Riforma Cartabia, imposizioni europee, nuova cultura della collaborazione. Sono temi toccati dal presidente dell'Ordine degli Avvocati di Ancona, Gianno Marasca durante l'apertura dell'Anno giudiziaria nelle Marche, parlando anche a nome anche dei colleghi degli ordini circondariali presenti.
"Negli interventi degli illustri rappresentanti che mi hanno preceduto - ha osservato - si è fatto riferimento alla Riforma Cartabia, mettendo in luce alcune criticità che sono obiettive".

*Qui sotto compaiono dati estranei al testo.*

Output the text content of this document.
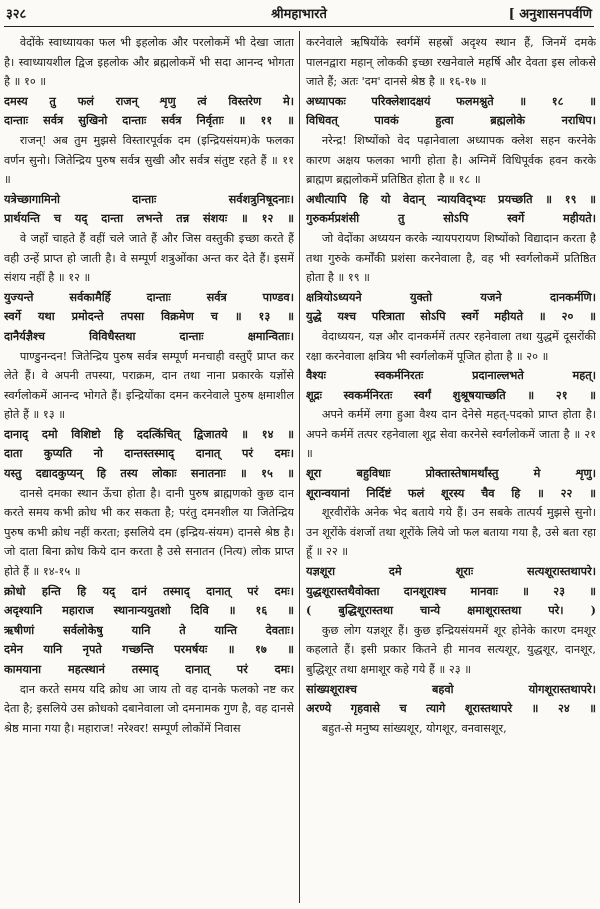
३२८	श्रीमहाभारते	[ अनुशासनपर्वणि

वेदोंके स्वाध्यायका फल भी इहलोक और परलोकमें भी देखा जाता है। स्वाध्यायशील द्विज इहलोक और ब्रह्मलोकमें भी सदा आनन्द भोगता है ॥ १० ॥

दमस्य तु फलं राजन् शृणु त्वं विस्तरेण मे।

दान्ताः सर्वत्र सुखिनो दान्ताः सर्वत्र निर्वृताः ॥ ११ ॥

राजन्! अब तुम मुझसे विस्तारपूर्वक दम (इन्द्रियसंयम)के फलका वर्णन सुनो। जितेन्द्रिय पुरुष सर्वत्र सुखी और सर्वत्र संतुष्ट रहते हैं ॥ ११ ॥

यत्रेच्छागामिनो दान्ताः सर्वशत्रुनिषूदनाः।

प्रार्थयन्ति च यद् दान्ता लभन्ते तन्न संशयः ॥ १२ ॥

वे जहाँ चाहते हैं वहीं चले जाते हैं और जिस वस्तुकी इच्छा करते हैं वही उन्हें प्राप्त हो जाती है। वे सम्पूर्ण शत्रुओंका अन्त कर देते हैं। इसमें संशय नहीं है ॥ १२ ॥

युज्यन्ते सर्वकामैर्हि दान्ताः सर्वत्र पाण्डव।

स्वर्गे यथा प्रमोदन्ते तपसा विक्रमेण च ॥ १३ ॥

दानैर्यज्ञैश्च विविधैस्तथा दान्ताः क्षमान्विताः।

पाण्डुनन्दन! जितेन्द्रिय पुरुष सर्वत्र सम्पूर्ण मनचाही वस्तुएँ प्राप्त कर लेते हैं। वे अपनी तपस्या, पराक्रम, दान तथा नाना प्रकारके यज्ञोंसे स्वर्गलोकमें आनन्द भोगते हैं। इन्द्रियोंका दमन करनेवाले पुरुष क्षमाशील होते हैं ॥ १३ ॥

दानाद् दमो विशिष्टो हि ददत्किंचित् द्विजातये ॥ १४ ॥

दाता कुप्यति नो दान्तस्तस्माद् दानात् परं दमः।

यस्तु दद्यादकुप्यन् हि तस्य लोकाः सनातनाः ॥ १५ ॥

दानसे दमका स्थान ऊँचा होता है। दानी पुरुष ब्राह्मणको कुछ दान करते समय कभी क्रोध भी कर सकता है; परंतु दमनशील या जितेन्द्रिय पुरुष कभी क्रोध नहीं करता; इसलिये दम (इन्द्रिय-संयम) दानसे श्रेष्ठ है। जो दाता बिना क्रोध किये दान करता है उसे सनातन (नित्य) लोक प्राप्त होते हैं ॥ १४-१५ ॥

क्रोधो हन्ति हि यद् दानं तस्माद् दानात् परं दमः।

अदृश्यानि महाराज स्थानान्ययुतशो दिवि ॥ १६ ॥

ऋषीणां सर्वलोकेषु यानि ते यान्ति देवताः।

दमेन यानि नृपते गच्छन्ति परमर्षयः ॥ १७ ॥

कामयाना महत्स्थानं तस्माद् दानात् परं दमः।

दान करते समय यदि क्रोध आ जाय तो वह दानके फलको नष्ट कर देता है; इसलिये उस क्रोधको दबानेवाला जो दमनामक गुण है, वह दानसे श्रेष्ठ माना गया है। महाराज! नरेश्वर! सम्पूर्ण लोकोंमें निवास

करनेवाले ऋषियोंके स्वर्गमें सहस्रों अदृश्य स्थान हैं, जिनमें दमके पालनद्वारा महान् लोककी इच्छा रखनेवाले महर्षि और देवता इस लोकसे जाते हैं; अतः 'दम' दानसे श्रेष्ठ है ॥ १६-१७ ॥

अध्यापकः परिक्लेशादक्षयं फलमश्नुते ॥ १८ ॥

विधिवत् पावकं हुत्वा ब्रह्मलोके नराधिप।

नरेन्द्र! शिष्योंको वेद पढ़ानेवाला अध्यापक क्लेश सहन करनेके कारण अक्षय फलका भागी होता है। अग्निमें विधिपूर्वक हवन करके ब्राह्मण ब्रह्मलोकमें प्रतिष्ठित होता है ॥ १८ ॥

अधीत्यापि हि यो वेदान् न्यायविद्भ्यः प्रयच्छति ॥ १९ ॥

गुरुकर्मप्रशंसी तु सोऽपि स्वर्गे महीयते।

जो वेदोंका अध्ययन करके न्यायपरायण शिष्योंको विद्यादान करता है तथा गुरुके कर्मोंकी प्रशंसा करनेवाला है, वह भी स्वर्गलोकमें प्रतिष्ठित होता है ॥ १९ ॥

क्षत्रियोऽध्ययने युक्तो यजने दानकर्मणि।

युद्धे यश्च परित्राता सोऽपि स्वर्गे महीयते ॥ २० ॥

वेदाध्ययन, यज्ञ और दानकर्ममें तत्पर रहनेवाला तथा युद्धमें दूसरोंकी रक्षा करनेवाला क्षत्रिय भी स्वर्गलोकमें पूजित होता है ॥ २० ॥

वैश्यः स्वकर्मनिरतः प्रदानाल्लभते महत्।

शूद्रः स्वकर्मनिरतः स्वर्गं शुश्रूषयाच्छति ॥ २१ ॥

अपने कर्ममें लगा हुआ वैश्य दान देनेसे महत्-पदको प्राप्त होता है। अपने कर्ममें तत्पर रहनेवाला शूद्र सेवा करनेसे स्वर्गलोकमें जाता है ॥ २१ ॥

शूरा बहुविधाः प्रोक्तास्तेषामर्थांस्तु मे शृणु।

शूरान्वयानां निर्दिष्टं फलं शूरस्य चैव हि ॥ २२ ॥

शूरवीरोंके अनेक भेद बताये गये हैं। उन सबके तात्पर्य मुझसे सुनो। उन शूरोंके वंशजों तथा शूरोंके लिये जो फल बताया गया है, उसे बता रहा हूँ ॥ २२ ॥

यज्ञशूरा दमे शूराः सत्यशूरास्तथापरे।

युद्धशूरास्तथैवोक्ता दानशूराश्च मानवाः ॥ २३ ॥

( बुद्धिशूरास्तथा चान्ये क्षमाशूरास्तथा परे। )

कुछ लोग यज्ञशूर हैं। कुछ इन्द्रियसंयममें शूर होनेके कारण दमशूर कहलाते हैं। इसी प्रकार कितने ही मानव सत्यशूर, युद्धशूर, दानशूर, बुद्धिशूर तथा क्षमाशूर कहे गये हैं ॥ २३ ॥

सांख्यशूराश्च बहवो योगशूरास्तथापरे।

अरण्ये गृहवासे च त्यागे शूरास्तथापरे ॥ २४ ॥

बहुत-से मनुष्य सांख्यशूर, योगशूर, वनवासशूर,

Prima ancora che sui contenuti, l'avv. Marasca ha accennato a principi e tempistiche. "Dal punto di vista dell'avvocatura - ha detto rivolgendosi al Presidente della Corte di Appello, ai rappresentanti del Csm e del Ministero della Giustizia, al Procuratore Generale - ritengo doveroso soffermarmi sul concetto della ragionevole durata dei giudizi introdotto dalla Legge Cartabia in base di un'imposizione europea di cui, a livello europeo, si discute da decenni".

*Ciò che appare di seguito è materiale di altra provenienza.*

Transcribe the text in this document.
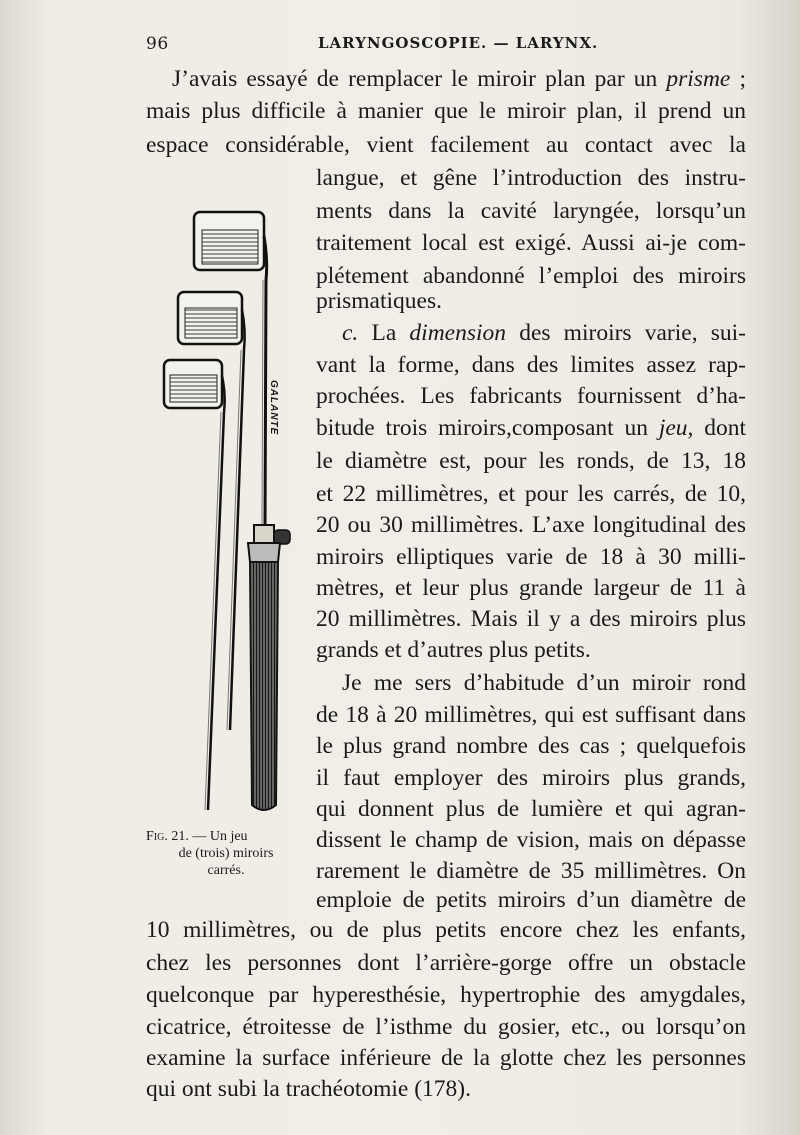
96	LARYNGOSCOPIE. — LARYNX.
J’avais essayé de remplacer le miroir plan par un prisme ;
mais plus difficile à manier que le miroir plan, il prend un
espace considérable, vient facilement au contact avec la
langue, et gêne l’introduction des instru-
ments dans la cavité laryngée, lorsqu’un
traitement local est exigé. Aussi ai-je com-
plétement abandonné l’emploi des miroirs
prismatiques.
c. La dimension des miroirs varie, sui-
vant la forme, dans des limites assez rap-
prochées. Les fabricants fournissent d’ha-
bitude trois miroirs,composant un jeu, dont
le diamètre est, pour les ronds, de 13, 18
et 22 millimètres, et pour les carrés, de 10,
20 ou 30 millimètres. L’axe longitudinal des
miroirs elliptiques varie de 18 à 30 milli-
mètres, et leur plus grande largeur de 11 à
20 millimètres. Mais il y a des miroirs plus
grands et d’autres plus petits.
Je me sers d’habitude d’un miroir rond
de 18 à 20 millimètres, qui est suffisant dans
le plus grand nombre des cas ; quelquefois
il faut employer des miroirs plus grands,
qui donnent plus de lumière et qui agran-
dissent le champ de vision, mais on dépasse
rarement le diamètre de 35 millimètres. On
emploie de petits miroirs d’un diamètre de
10 millimètres, ou de plus petits encore chez les enfants,
chez les personnes dont l’arrière-gorge offre un obstacle
quelconque par hyperesthésie, hypertrophie des amygdales,
cicatrice, étroitesse de l’isthme du gosier, etc., ou lorsqu’on
examine la surface inférieure de la glotte chez les personnes
qui ont subi la trachéotomie (178).
GALANTE
Fig. 21. — Un jeu
de (trois) miroirs
carrés.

"Già in tempi passati nei testi accademici sui quali mi sono formato si presentava il concetto di Degiurisdizionalizzazione come risoluzione alternativa delle controversie, - ha ricordato - che aveva il beneficio di ridurre il carico giudiziario ma sottendeva alla filosofia occidentale secondo la quale il comando giudiziale è sempre esterno e autoritativo, ma deve essere residuale perché gli interessi veri delle persone sono quelli sottostanti alle manifestazioni esteriori".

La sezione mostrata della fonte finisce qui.